A Torino la “Terra Promessa” di Armitage
Si intitola “The Promised Land” la prima personale in Italia dell’artista anglo-kenyota Michael Armitage, che dipinge sulle cortecce, vive e lavora tra Nairobi a Londra. La mostra, visitabile fino al 26 ottobre alla Fondazione Sandretto Re Rebaudengo di Torino, include lavori esistenti insieme a nuovi dipinti, prodotti specificamente per l’occasione.
Nei suoi quadri Armitage, nato nel 1984 a Nairobi, rielabora dinamiche contraddittorie del Kenya contemporaneo o meglio filtra attraverso un linguaggio pittorico tutto suo le svariate sfere che scandiscono la vita collettiva e individuale del suo paese d’origine: dalle manifestazioni locali ai piccoli episodi di vita quotidiana, dalle declinazioni della cultura popolare alle implicazioni delle politiche sociali.
Guardando alla tela come un possibile luogo di emancipazione dalla tradizione europea, l’artista dipinge sull’irregolare tessuto di corteccia dell’albero di Lubugo, materiale appartenente alla cultura dell’Uganda utilizzato un tempo per sudari funerari e oggi venduto in mercati turistici sotto forma di souvenir.
I miti che circondano la narrativa africana vengono decostruiti tramite processi di astrazione che mettono in discussione il punto di vista unico facendo emergere limiti e tabù. La memoria personale, l’esperienza diretta in Kenya si uniscono alla stringente attualità narrata dai media, costituendo un immaginario fatto di violenza e disagio sociale, ma anche di speranza.

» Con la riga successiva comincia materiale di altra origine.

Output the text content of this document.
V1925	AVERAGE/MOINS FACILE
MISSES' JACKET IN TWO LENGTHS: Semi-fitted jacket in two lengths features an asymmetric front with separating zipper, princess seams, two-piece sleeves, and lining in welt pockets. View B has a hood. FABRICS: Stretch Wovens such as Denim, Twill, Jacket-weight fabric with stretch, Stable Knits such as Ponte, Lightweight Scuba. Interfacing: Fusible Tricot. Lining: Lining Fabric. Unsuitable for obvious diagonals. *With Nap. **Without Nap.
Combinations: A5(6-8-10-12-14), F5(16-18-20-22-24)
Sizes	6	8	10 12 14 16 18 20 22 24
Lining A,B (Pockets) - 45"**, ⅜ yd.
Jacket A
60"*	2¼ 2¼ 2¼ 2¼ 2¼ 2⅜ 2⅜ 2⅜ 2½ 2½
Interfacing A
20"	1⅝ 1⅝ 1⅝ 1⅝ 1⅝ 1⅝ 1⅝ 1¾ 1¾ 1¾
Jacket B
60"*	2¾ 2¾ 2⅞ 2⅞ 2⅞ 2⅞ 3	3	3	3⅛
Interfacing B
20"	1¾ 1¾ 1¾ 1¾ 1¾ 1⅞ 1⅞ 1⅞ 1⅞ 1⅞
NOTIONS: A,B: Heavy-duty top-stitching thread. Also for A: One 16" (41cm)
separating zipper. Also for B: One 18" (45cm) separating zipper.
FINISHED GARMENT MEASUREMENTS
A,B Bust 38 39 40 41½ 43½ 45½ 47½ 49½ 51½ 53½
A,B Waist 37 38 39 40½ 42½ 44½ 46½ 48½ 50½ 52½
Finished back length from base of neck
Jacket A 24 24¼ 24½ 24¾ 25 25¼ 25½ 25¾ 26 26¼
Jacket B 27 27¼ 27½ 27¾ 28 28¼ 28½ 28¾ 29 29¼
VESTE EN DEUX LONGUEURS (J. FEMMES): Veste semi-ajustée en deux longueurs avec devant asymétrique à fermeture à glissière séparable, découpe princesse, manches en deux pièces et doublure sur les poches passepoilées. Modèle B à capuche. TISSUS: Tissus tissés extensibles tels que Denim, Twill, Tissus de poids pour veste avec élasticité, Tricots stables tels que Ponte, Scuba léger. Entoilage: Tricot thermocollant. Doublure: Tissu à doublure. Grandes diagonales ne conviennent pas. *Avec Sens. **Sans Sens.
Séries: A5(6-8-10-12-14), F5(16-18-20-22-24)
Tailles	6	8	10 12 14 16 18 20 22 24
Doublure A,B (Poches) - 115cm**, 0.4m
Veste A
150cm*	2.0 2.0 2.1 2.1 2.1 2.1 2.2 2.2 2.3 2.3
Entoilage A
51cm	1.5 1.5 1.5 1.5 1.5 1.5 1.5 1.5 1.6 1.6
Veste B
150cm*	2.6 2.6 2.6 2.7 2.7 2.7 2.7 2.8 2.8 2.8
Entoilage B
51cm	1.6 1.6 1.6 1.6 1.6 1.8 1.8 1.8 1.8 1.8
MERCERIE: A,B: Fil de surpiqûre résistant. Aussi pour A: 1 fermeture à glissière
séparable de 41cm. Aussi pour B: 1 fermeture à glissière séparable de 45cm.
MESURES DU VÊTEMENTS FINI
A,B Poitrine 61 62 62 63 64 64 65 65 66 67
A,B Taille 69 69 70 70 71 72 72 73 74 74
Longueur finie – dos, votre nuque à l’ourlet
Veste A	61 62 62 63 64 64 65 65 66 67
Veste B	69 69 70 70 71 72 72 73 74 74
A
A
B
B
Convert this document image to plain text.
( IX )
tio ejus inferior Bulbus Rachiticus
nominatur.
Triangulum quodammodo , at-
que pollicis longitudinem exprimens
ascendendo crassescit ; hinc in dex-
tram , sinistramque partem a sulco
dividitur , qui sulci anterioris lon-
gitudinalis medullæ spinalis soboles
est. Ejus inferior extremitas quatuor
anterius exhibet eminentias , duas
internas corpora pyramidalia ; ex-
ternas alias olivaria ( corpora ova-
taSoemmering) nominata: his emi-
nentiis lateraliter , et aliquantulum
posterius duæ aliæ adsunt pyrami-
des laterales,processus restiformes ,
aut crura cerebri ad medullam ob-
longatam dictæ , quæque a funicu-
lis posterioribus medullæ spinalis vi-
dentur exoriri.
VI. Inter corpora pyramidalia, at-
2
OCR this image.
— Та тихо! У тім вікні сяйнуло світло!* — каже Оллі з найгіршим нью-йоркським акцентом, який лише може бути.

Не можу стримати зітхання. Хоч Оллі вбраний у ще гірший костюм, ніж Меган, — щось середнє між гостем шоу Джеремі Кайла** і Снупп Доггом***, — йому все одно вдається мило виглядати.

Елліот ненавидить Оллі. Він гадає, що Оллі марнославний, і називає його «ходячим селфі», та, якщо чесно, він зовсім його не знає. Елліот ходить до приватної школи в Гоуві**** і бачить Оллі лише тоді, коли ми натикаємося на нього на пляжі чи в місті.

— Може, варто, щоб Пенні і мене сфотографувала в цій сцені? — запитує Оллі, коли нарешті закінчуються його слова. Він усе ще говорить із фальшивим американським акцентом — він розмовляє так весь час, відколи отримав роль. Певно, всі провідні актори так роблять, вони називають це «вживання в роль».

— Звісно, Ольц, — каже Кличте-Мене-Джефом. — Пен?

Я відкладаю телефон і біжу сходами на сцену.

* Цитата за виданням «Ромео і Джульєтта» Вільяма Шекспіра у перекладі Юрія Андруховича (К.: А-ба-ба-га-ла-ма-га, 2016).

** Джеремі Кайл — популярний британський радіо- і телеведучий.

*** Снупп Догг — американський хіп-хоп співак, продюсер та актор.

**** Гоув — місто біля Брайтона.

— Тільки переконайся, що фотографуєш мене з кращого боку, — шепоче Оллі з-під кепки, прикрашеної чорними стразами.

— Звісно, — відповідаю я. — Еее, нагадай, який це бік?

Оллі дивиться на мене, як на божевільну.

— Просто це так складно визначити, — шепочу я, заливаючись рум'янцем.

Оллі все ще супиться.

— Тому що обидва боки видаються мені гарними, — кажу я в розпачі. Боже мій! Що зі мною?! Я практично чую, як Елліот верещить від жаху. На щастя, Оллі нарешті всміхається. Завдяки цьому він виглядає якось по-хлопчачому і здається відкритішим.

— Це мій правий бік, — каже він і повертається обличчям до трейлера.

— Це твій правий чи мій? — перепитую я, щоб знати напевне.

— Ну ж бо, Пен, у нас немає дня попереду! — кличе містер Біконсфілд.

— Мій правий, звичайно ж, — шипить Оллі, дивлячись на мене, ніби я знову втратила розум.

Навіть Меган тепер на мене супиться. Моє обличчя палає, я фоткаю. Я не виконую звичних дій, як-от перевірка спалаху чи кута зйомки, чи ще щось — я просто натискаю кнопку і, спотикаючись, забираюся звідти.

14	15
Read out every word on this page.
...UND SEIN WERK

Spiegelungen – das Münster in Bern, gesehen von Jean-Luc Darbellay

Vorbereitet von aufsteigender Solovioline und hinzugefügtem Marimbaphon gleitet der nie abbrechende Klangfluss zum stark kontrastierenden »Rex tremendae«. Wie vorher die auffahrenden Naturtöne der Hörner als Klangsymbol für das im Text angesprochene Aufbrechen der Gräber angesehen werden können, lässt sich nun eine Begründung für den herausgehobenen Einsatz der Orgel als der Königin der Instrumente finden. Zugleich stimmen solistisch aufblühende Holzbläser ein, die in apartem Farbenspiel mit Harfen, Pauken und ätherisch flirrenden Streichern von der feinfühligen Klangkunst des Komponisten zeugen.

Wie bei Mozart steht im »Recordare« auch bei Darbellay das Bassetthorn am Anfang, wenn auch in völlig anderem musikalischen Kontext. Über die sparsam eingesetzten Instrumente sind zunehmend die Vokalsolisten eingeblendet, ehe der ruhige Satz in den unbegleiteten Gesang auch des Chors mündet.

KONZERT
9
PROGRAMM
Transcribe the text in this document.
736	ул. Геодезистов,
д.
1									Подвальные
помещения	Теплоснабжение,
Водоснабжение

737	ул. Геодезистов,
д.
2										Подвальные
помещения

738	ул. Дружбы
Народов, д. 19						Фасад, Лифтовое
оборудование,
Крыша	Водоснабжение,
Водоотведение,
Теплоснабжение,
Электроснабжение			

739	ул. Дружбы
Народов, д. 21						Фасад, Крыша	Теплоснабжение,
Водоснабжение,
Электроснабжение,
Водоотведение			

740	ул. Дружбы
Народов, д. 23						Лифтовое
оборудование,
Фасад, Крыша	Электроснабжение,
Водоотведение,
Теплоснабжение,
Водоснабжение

Armitage ha studiato alla Slade School of Fine Art e alla Royal Academy of Arts di Londra. La sua pittura si sviluppa attraverso un sistema di riferimenti alla storia dell’arte, dalle manifestazioni rupestri, dai geroglifici egizi a Tiziano, Goya, Velazquez e Manet, arrivando a stringere uno stretto rapporto con Peter Doig e, soprattutto nei lavori esposti in “The Promised Land”, con Jacob Lawrence e Jack Katarikawe. Ripartendo da Paul Gaugin, l’artista si appropria dell’esotico sovvertendone la visione occidentale, invitando lo spettatore attratto dallo stile seducente dei suoi quadri a problematizzare l’attitudine coloniale.
“The Promised Land” riunisce una serie di opere realizzate tra il 2014 e il 2019 in cui avvenimenti reali e fittizi legati al Kenya sono sovrapposti e stratificati in atmosfere surreali. Le nuove produzioni seguono la composizione di “The Fourth Estate” (2017), in cui vengono ritratti raduni politici dell’opposizione prima delle elezioni in Kenya nell’agosto del 2017. Ispirati a queste grandi manifestazioni, le opere svelano gli esiti di strategie in atto per la costruzione del consenso attraverso impianti di propaganda esibita che sfociano in episodi di violenza collettiva. I lavori precedenti raccontano episodi di vita dell’Africa orientale, in alcuni casi elevando i soggetti a paradigmi grotteschi di dinamiche non metabolizzate dalla società civile, come per l’intimo omoerotismo di “Kampala Suburb” (2014) o per la scena di turismo sessuale racchiusa in “Mangroves Dip” (2015). Al suo termine a Torino la mostra si sposterà al Museo di arte contemporanea australiano, a Sydney.
In un’intervista al quotidiano ‘La Stampa’, a una domanda sulla visione che l’Europa ha dell’Africa Armitage ha risposo che “è parte della natura umana proiettare una propria visione sugli altri, ma il problema è che questo atteggiamento diventa una forma di oppressione. Succede di continuo”. Invece sul proprio racconto dell’Africa, ha precisato che “non ci sono istruzioni per i quadri, le persone possono pensare quello che vogliono. Io evoco delle tensioni, dei conflitti, delle disuguaglianze, ma in un contesto movimentato dove non si vede semplicemente il giusto e lo sbagliato”.
Il mese prossimo la Biennale di Venezia punterà su Armitage e il Moma di New York lo ha scelto come nome per la grande riapertura di ottobre, con un rinnovo degli spazi dedicato ad artisti neri, sudamericani, asiatici e donne.